Dankzij cd-opnamen van Oost-Duitse musici als trompettist Ludwig Güttler en fluitist Eckart Haupt kon men in de jaren '80 in aanraking komen met de muziek van Johann David Heinichen (1683-1729), die vanaf 1717 tot zijn dood hofkapelmeester in Dresden was. Hoewel dankzij het West-Duitse label Capriccio deze opnamen onder meer ook in Nederland te krijgen waren, werd waarschijnlijk toch maar een beperkt deel van het potentiële luisterpubliek bereikt. Door een geheel aan Heinichen gewijde dubbel-cd met zijn Dresden concerti (op het label Archiv) uit 1993 van Musica Antiqua Köln onder leiding van Reinhard Goebel, kreeg de componist meer aandacht. Toch is er na deze uitgave bepaald geen hausse aan opnamen met Heinichens muziek geweest. Er verschenen enkele religieuze werken op cd en op het label CPO verscheen een cd met concerten voor houtblazers. Maar veel is het niet, terwijl Heinichen diverse opera's, veel cantates en geestelijke werken schreef. De cd-heruitgave met sonates van Heinichen is een zeer welkome aanvulling op de dus toch nog altijd beperkte discografie.

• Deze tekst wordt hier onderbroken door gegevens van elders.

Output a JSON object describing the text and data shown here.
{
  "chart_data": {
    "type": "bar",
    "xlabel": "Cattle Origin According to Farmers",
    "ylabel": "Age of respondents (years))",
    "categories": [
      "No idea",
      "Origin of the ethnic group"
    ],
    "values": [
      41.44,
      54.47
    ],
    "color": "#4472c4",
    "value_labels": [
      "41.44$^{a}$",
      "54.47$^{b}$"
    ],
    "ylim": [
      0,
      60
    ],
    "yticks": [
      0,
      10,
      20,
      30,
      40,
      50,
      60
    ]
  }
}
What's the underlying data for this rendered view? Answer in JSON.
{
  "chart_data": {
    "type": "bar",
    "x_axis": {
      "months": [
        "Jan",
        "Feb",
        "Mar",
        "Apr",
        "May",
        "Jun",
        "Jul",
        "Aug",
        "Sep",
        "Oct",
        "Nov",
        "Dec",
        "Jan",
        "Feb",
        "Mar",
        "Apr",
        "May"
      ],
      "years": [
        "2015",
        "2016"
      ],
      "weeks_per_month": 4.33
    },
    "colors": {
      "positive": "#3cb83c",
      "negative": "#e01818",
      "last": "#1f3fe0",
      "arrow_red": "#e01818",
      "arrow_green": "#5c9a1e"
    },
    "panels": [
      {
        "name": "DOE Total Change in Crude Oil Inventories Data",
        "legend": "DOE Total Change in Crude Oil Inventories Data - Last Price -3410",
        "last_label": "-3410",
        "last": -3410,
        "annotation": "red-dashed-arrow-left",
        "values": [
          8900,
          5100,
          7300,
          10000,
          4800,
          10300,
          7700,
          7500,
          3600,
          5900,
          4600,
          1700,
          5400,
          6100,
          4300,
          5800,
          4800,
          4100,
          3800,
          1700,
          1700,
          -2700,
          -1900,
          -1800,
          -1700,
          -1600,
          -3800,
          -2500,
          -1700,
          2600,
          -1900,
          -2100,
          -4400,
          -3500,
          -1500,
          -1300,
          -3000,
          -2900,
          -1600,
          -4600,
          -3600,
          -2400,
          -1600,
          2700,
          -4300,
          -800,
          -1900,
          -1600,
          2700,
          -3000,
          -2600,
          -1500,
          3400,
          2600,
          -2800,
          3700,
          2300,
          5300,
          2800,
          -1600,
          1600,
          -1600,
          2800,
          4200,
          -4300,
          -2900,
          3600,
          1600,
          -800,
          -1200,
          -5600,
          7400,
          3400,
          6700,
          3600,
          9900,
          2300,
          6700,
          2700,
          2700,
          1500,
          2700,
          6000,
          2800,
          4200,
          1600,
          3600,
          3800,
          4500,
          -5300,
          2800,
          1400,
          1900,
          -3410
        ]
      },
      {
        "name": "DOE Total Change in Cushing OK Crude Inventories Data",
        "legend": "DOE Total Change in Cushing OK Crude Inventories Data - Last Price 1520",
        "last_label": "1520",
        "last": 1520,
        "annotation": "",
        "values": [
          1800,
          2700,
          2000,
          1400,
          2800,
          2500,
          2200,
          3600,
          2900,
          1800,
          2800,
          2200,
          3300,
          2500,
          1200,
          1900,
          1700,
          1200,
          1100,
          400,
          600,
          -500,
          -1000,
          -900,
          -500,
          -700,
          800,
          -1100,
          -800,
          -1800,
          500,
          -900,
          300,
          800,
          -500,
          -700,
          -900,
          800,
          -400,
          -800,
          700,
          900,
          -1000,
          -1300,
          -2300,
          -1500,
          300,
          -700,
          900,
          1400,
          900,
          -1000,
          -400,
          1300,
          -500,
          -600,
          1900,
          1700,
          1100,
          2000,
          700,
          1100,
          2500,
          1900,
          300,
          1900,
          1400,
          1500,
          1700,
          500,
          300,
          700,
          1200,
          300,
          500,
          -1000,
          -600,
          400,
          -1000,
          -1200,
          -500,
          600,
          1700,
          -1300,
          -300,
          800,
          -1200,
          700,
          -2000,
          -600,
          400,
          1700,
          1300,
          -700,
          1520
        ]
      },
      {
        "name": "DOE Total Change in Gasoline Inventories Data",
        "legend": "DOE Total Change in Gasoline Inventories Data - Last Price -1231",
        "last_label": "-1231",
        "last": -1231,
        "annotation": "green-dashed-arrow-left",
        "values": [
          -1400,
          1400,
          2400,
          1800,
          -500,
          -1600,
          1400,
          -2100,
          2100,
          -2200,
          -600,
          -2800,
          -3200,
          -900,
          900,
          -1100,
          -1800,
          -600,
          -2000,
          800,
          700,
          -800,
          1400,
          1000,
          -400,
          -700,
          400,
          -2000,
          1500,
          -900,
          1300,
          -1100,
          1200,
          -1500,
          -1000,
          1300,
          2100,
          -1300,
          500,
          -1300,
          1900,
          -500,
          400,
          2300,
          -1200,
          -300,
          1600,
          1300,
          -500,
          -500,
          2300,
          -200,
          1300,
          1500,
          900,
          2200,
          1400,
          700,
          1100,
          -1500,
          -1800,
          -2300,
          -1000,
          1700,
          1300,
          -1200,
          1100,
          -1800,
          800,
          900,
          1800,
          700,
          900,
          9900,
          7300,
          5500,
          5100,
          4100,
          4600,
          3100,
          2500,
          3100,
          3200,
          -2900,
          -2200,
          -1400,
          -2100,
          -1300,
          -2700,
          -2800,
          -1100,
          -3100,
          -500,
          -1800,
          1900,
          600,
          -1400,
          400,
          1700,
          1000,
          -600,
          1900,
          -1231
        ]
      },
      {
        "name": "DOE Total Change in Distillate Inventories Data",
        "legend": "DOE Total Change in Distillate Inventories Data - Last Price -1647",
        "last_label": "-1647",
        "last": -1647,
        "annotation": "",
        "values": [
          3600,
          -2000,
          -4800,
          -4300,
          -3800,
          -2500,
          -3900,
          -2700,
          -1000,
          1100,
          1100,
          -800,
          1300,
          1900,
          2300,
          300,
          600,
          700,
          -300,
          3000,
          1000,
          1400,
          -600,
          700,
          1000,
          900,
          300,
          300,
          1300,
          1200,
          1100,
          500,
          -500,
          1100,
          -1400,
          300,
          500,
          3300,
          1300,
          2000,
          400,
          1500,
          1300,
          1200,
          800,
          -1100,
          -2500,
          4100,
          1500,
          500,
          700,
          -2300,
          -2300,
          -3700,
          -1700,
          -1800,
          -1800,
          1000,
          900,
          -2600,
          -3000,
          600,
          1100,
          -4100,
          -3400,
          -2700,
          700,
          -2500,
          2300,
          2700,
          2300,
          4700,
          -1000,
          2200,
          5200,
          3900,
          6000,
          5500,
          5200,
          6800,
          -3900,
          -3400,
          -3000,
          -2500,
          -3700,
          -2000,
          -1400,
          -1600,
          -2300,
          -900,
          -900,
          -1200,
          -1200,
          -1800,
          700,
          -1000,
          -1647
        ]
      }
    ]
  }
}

Heinichen studeerde in Leipzig, onder meer bij Johann Kuhnau en speelde als student in het Collegium Musicum onder Telemann. Hoewel zijn loopbaan begon als advocaat in Weissenfels, werd Heinichen vooral door de plaatselijke kapelmeester Johann Philipp Krieger gestimuleerd om zich geheel aan de muziek te wijden en te gaan componeren. Waarschijnlijk aangemoedigd door Reinhard Keiser, toen de leidende operacomponist in Hamburg, schreef Heinichen enkele opera's. Na zijn terugkeer en een kort verblijf in Leipzig woonde hij enkele jaren in Venetië. Daar ontmoette hij onder meer Vivaldi en Antonio Lotti. In 1717 keerde hij definitief terug naar Duitsland en werd hofkapelmeester in Dresden. In de hofkapel van August de Sterke trof hij virtuoze musici als Zelenka, Quantz, Veracini, Pisendel en Silvius Leopold Weiss, maar ook de zeer virtuoze hoboïsten François le Riche en Franz Richter, voor wie  meer dan 50 sonates werden geschreven door leden van zowel de hofkapel alsook andere componisten die voor Dresden muziek mochten schrijven, zoals Händel en Fasch. Van de betrekkelijk geringe hoeveelheid sonates die Heinichen schreef wijdde hij een groot deel aan de hobo zodat zijn hoboïsten konden excelleren. Op deze cd zijn zeven sonates te beluisteren, met op één na zes maal de hobo in de hoofdrol. Overigens voornamelijk in combinatie met fagot en/of viool. Het zijn overwegend vierdelige werken,  in de traditionele vorm van de triosonate, langzaam-snel-langzaam-snel. Ze getuigen van de meesterhand van Heinichen, hoewel ze eenvoudiger zijn dan bij voorbeeld de triosonates van Zelenka. Geen experimenten met dubbelfuga's of ingewikkeld contrapunt. De sonates zijn minder specifiek 'Duits', en vertonen ook Italiaanse en Franse invloeden. Ze zijn te karakteriseren als 'galant' ( niet voor niets werd Heinichen weleens de Duitse Rameau genoemd). Zijn driedelige trio's, snel-langzaam-snel, wijzen waarschijnlijk op zijn verleden in Venetië. Heinichen speelt met klankkleuren, hoewel dat in deze kleinschalige muziek wat minder opvallend is dan in sommige van zijn concerti. De titel van de cd "concertos & sonatas" geeft misschien aanleiding tot enige verwarring. Op de cd staat alleen kamermuziek, met niet meer dan een handvol musici.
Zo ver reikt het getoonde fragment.